Eğitim-İş tarafından yapılan açıklamada, 6 Eylül’den bugüne kadar geçen sürede yüz yüze eğitimin durumu değerlendirildi.

İleri Haber

Eğitim-İş tarafından 2021-2022 Eğitim ve Öğretim Döneminin birinci dönem ara tatili öncesi yapılan değerlendirmede, MEB’in okulları virüsün kuluçka merkezi haline getirdiği belirtilirken,  eğitimi geleceğe taşımak bir yana, yıllarca geriye götüren uygulamalara sahne olduğu vurgulandı. Açıklamada, “Öğrencilerimizin bir yılı daha çalınsın, biz eğitimcilerin bir yıllık emeği daha boşa gitsin istemiyoruz!” denildi.

6 Eylül’de başlayan yüz yüze eğitimde 2021-2022 Eğitim ve Öğretim Dönemi’nin birinci dönem ara tatili bugün başlıyor.
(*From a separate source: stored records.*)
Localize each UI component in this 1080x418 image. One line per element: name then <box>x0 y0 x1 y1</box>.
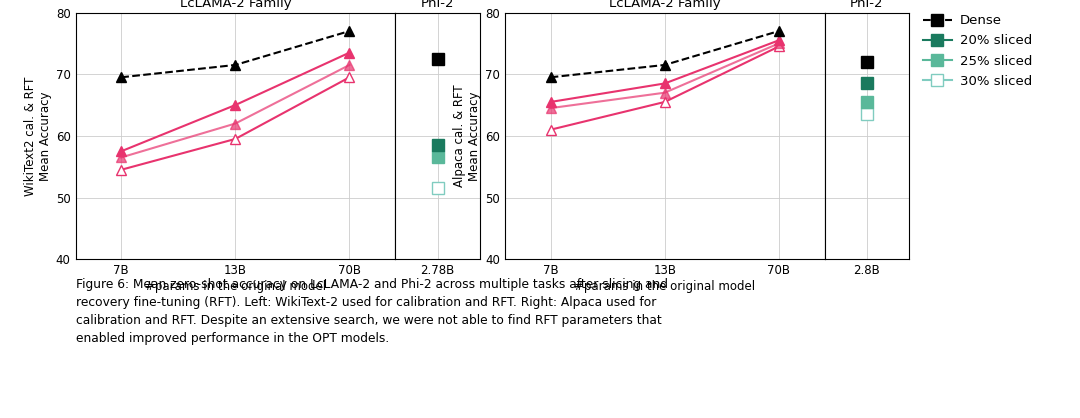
Text: Figure 6: Mean zero-shot accuracy on LᴄLAMA-2 and Phi-2 across multiple tasks af: Figure 6: Mean zero-shot accuracy on LᴄL… <box>76 278 667 345</box>
Y-axis label: WikiText2 cal. & RFT
Mean Accuracy: WikiText2 cal. & RFT Mean Accuracy <box>24 76 52 196</box>
Legend: Dense, 20% sliced, 25% sliced, 30% sliced: Dense, 20% sliced, 25% sliced, 30% slice… <box>922 14 1032 88</box>
Title: LᴄLAMA-2 Family: LᴄLAMA-2 Family <box>609 0 720 10</box>
Title: LᴄLAMA-2 Family: LᴄLAMA-2 Family <box>179 0 292 10</box>
Y-axis label: Alpaca cal. & RFT
Mean Accuracy: Alpaca cal. & RFT Mean Accuracy <box>454 84 481 187</box>
X-axis label: #params in the original model: #params in the original model <box>575 280 755 293</box>
X-axis label: #params in the original model: #params in the original model <box>145 280 326 293</box>
Title: Phi-2: Phi-2 <box>421 0 455 10</box>
Title: Phi-2: Phi-2 <box>850 0 883 10</box>
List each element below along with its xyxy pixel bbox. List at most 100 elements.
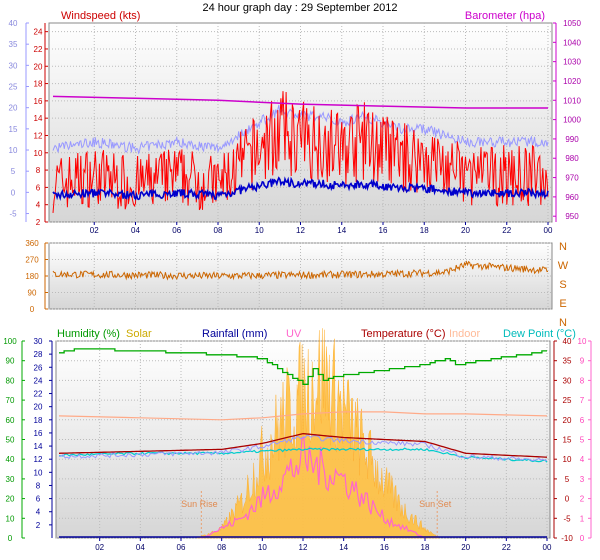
rainfall-tick-label: 24 <box>34 376 43 385</box>
uv-tick-label: 7 <box>580 396 585 405</box>
windspeed-tick-label: 16 <box>34 97 43 106</box>
humidity-tick-label: 60 <box>6 416 15 425</box>
x-tick-label: 06 <box>177 543 186 552</box>
x-tick-label: 08 <box>217 543 226 552</box>
barometer-title: Barometer (hpa) <box>465 10 545 22</box>
rainfall-tick-label: 22 <box>34 390 43 399</box>
uv-tick-label: 6 <box>580 416 585 425</box>
uv-tick-label: 4 <box>580 455 585 464</box>
barometer-series-line <box>52 95 548 109</box>
windspeed-title: Windspeed (kts) <box>61 10 140 22</box>
humidity-tick-label: 10 <box>6 514 15 523</box>
sun-annotation-label: Sun Set <box>419 499 452 509</box>
x-tick-label: 18 <box>421 543 430 552</box>
x-tick-label: 10 <box>255 226 264 235</box>
legend-temperature: Temperature (°C) <box>361 328 445 340</box>
windspeed-tick-label: 2 <box>36 218 41 227</box>
uv-tick-label: 3 <box>580 475 585 484</box>
temperature-tick-label: -10 <box>561 534 573 543</box>
x-tick-label: 04 <box>131 226 140 235</box>
windspeed-tick-label: 10 <box>34 149 43 158</box>
windspeed-tick-label: 20 <box>34 62 43 71</box>
rainfall-tick-label: 14 <box>34 442 43 451</box>
temperature-tick-label: 5 <box>565 475 570 484</box>
temperature-tick-label: 25 <box>563 396 572 405</box>
wind-avg-tick-label: 25 <box>9 83 18 92</box>
uv-tick-label: 9 <box>580 357 585 366</box>
legend-humidity: Humidity (%) <box>57 328 120 340</box>
uv-tick-label: 2 <box>580 495 585 504</box>
uv-tick-label: 0 <box>580 534 585 543</box>
x-tick-label: 14 <box>339 543 348 552</box>
wind-avg-tick-label: -5 <box>9 210 17 219</box>
barometer-tick-label: 1000 <box>563 116 581 125</box>
humidity-tick-label: 80 <box>6 376 15 385</box>
humidity-tick-label: 50 <box>6 436 15 445</box>
rainfall-tick-label: 20 <box>34 403 43 412</box>
x-tick-label: 12 <box>299 543 308 552</box>
barometer-tick-label: 1030 <box>563 58 581 67</box>
gust-series-line <box>52 104 549 155</box>
compass-label: N <box>559 241 567 253</box>
direction-tick-label: 0 <box>30 305 35 314</box>
compass-label: S <box>559 279 566 291</box>
direction-series-line <box>52 260 548 281</box>
wind-average-series-line <box>52 176 549 202</box>
x-tick-label: 16 <box>380 543 389 552</box>
x-tick-label: 18 <box>420 226 429 235</box>
wind-avg-tick-label: 10 <box>9 146 18 155</box>
barometer-tick-label: 950 <box>565 212 579 221</box>
rainfall-tick-label: 4 <box>36 508 41 517</box>
humidity-tick-label: 70 <box>6 396 15 405</box>
temperature-tick-label: 10 <box>563 455 572 464</box>
temperature-tick-label: 30 <box>563 376 572 385</box>
legend-solar: Solar <box>126 328 152 340</box>
x-tick-label: 06 <box>172 226 181 235</box>
humidity-series-line <box>59 348 547 385</box>
legend-rainfall: Rainfall (mm) <box>202 328 267 340</box>
direction-tick-label: 270 <box>25 256 39 265</box>
x-tick-label: 12 <box>296 226 305 235</box>
direction-tick-label: 360 <box>25 239 39 248</box>
barometer-tick-label: 1020 <box>563 77 581 86</box>
humidity-tick-label: 30 <box>6 475 15 484</box>
sun-annotation-label: Sun Rise <box>181 499 218 509</box>
rainfall-tick-label: 30 <box>34 337 43 346</box>
x-tick-label: 00 <box>543 543 552 552</box>
barometer-tick-label: 990 <box>565 135 579 144</box>
rainfall-tick-label: 6 <box>36 495 41 504</box>
direction-tick-label: 90 <box>28 289 37 298</box>
x-tick-label: 20 <box>461 226 470 235</box>
wind-avg-tick-label: 30 <box>9 61 18 70</box>
barometer-tick-label: 1050 <box>563 19 581 28</box>
x-tick-label: 10 <box>258 543 267 552</box>
windspeed-tick-label: 6 <box>36 183 41 192</box>
x-tick-label: 22 <box>502 226 511 235</box>
temperature-tick-label: 40 <box>563 337 572 346</box>
x-tick-label: 22 <box>502 543 511 552</box>
x-tick-label: 14 <box>337 226 346 235</box>
temperature-series-line <box>58 432 548 458</box>
windspeed-series-line <box>52 91 549 213</box>
windspeed-tick-label: 24 <box>34 28 43 37</box>
windspeed-tick-label: 12 <box>34 131 43 140</box>
wind-avg-tick-label: 5 <box>11 167 16 176</box>
rainfall-tick-label: 10 <box>34 468 43 477</box>
compass-label: E <box>559 298 566 310</box>
legend-indoor: Indoor <box>449 328 481 340</box>
humidity-tick-label: 40 <box>6 455 15 464</box>
windspeed-tick-label: 8 <box>36 166 41 175</box>
windspeed-tick-label: 18 <box>34 80 43 89</box>
temperature-tick-label: 20 <box>563 416 572 425</box>
uv-tick-label: 10 <box>578 337 587 346</box>
rainfall-tick-label: 28 <box>34 350 43 359</box>
wind-avg-tick-label: 0 <box>11 188 16 197</box>
rainfall-tick-label: 2 <box>36 521 41 530</box>
rainfall-tick-label: 26 <box>34 363 43 372</box>
temperature-tick-label: 0 <box>565 495 570 504</box>
windspeed-tick-label: 4 <box>36 201 41 210</box>
barometer-tick-label: 1040 <box>563 38 581 47</box>
rainfall-tick-label: 12 <box>34 455 43 464</box>
barometer-tick-label: 970 <box>565 174 579 183</box>
humidity-tick-label: 0 <box>8 534 13 543</box>
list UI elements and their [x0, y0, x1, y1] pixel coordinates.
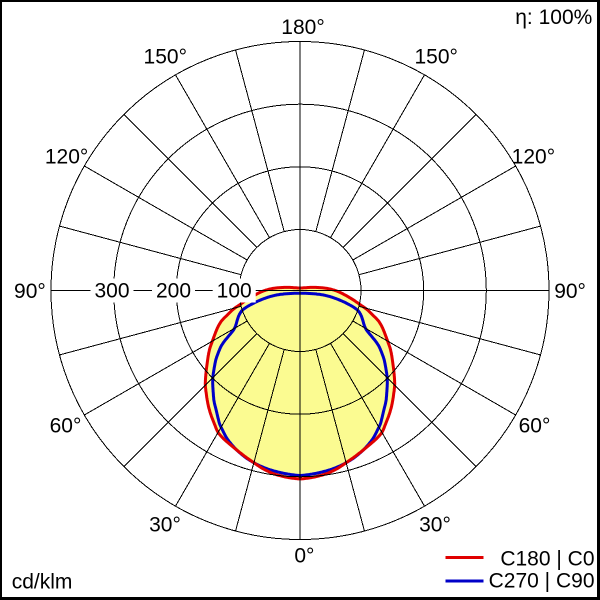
- svg-text:60°: 60°: [519, 415, 551, 438]
- svg-text:C270 | C90: C270 | C90: [489, 570, 595, 593]
- svg-text:180°: 180°: [281, 16, 324, 39]
- svg-text:90°: 90°: [554, 280, 586, 303]
- svg-text:0°: 0°: [294, 544, 314, 567]
- svg-text:90°: 90°: [14, 280, 46, 303]
- svg-text:120°: 120°: [45, 145, 88, 168]
- svg-text:η: 100%: η: 100%: [515, 6, 592, 29]
- svg-text:C180 | C0: C180 | C0: [500, 548, 594, 571]
- svg-text:100: 100: [217, 280, 252, 303]
- svg-text:120°: 120°: [512, 145, 555, 168]
- svg-text:30°: 30°: [149, 514, 181, 537]
- svg-text:300: 300: [94, 280, 129, 303]
- svg-text:30°: 30°: [419, 514, 451, 537]
- svg-text:200: 200: [156, 280, 191, 303]
- svg-text:150°: 150°: [414, 46, 457, 69]
- svg-text:150°: 150°: [144, 46, 187, 69]
- svg-text:cd/klm: cd/klm: [12, 570, 73, 593]
- svg-text:60°: 60°: [50, 415, 82, 438]
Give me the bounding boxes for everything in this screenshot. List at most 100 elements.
Tatil öncesi Eğitim ve Bilim İşgörenleri Sendikası (Eğitim-İş) tarafından yapılan açıklamada, 6 Eylül’den bugüne kadar yüz yüze eğitimin durumu değerlendirildi.

“6 Eylül 2021'de yüz yüze ve tam zamanlı olarak başlatılan 2021-2022 eğitim öğretim yılı eğitimi geleceğe taşımak bir yana dursun, yıllarca geriye götüren uygulamalara sahne olmuştur” denilen açıklamada, Milli Eğitim Bakanlığı’nın (MEB) okulları virüsün kuluçka alanı haline getirdiği kaydedildi.

Açıklamada, Türkiye genelinde 2 bin 500 civarında sınıfın karantinaya alındığı hatırlatılırken, “MEB okullarda yaşanan vakalar ve karantinaya alınan sınıflarla ilgili bilgileri kamuoyu ile paylaşmamakta, süreci şeffaf yönetmemektedir” ifadeleri kullanıldı.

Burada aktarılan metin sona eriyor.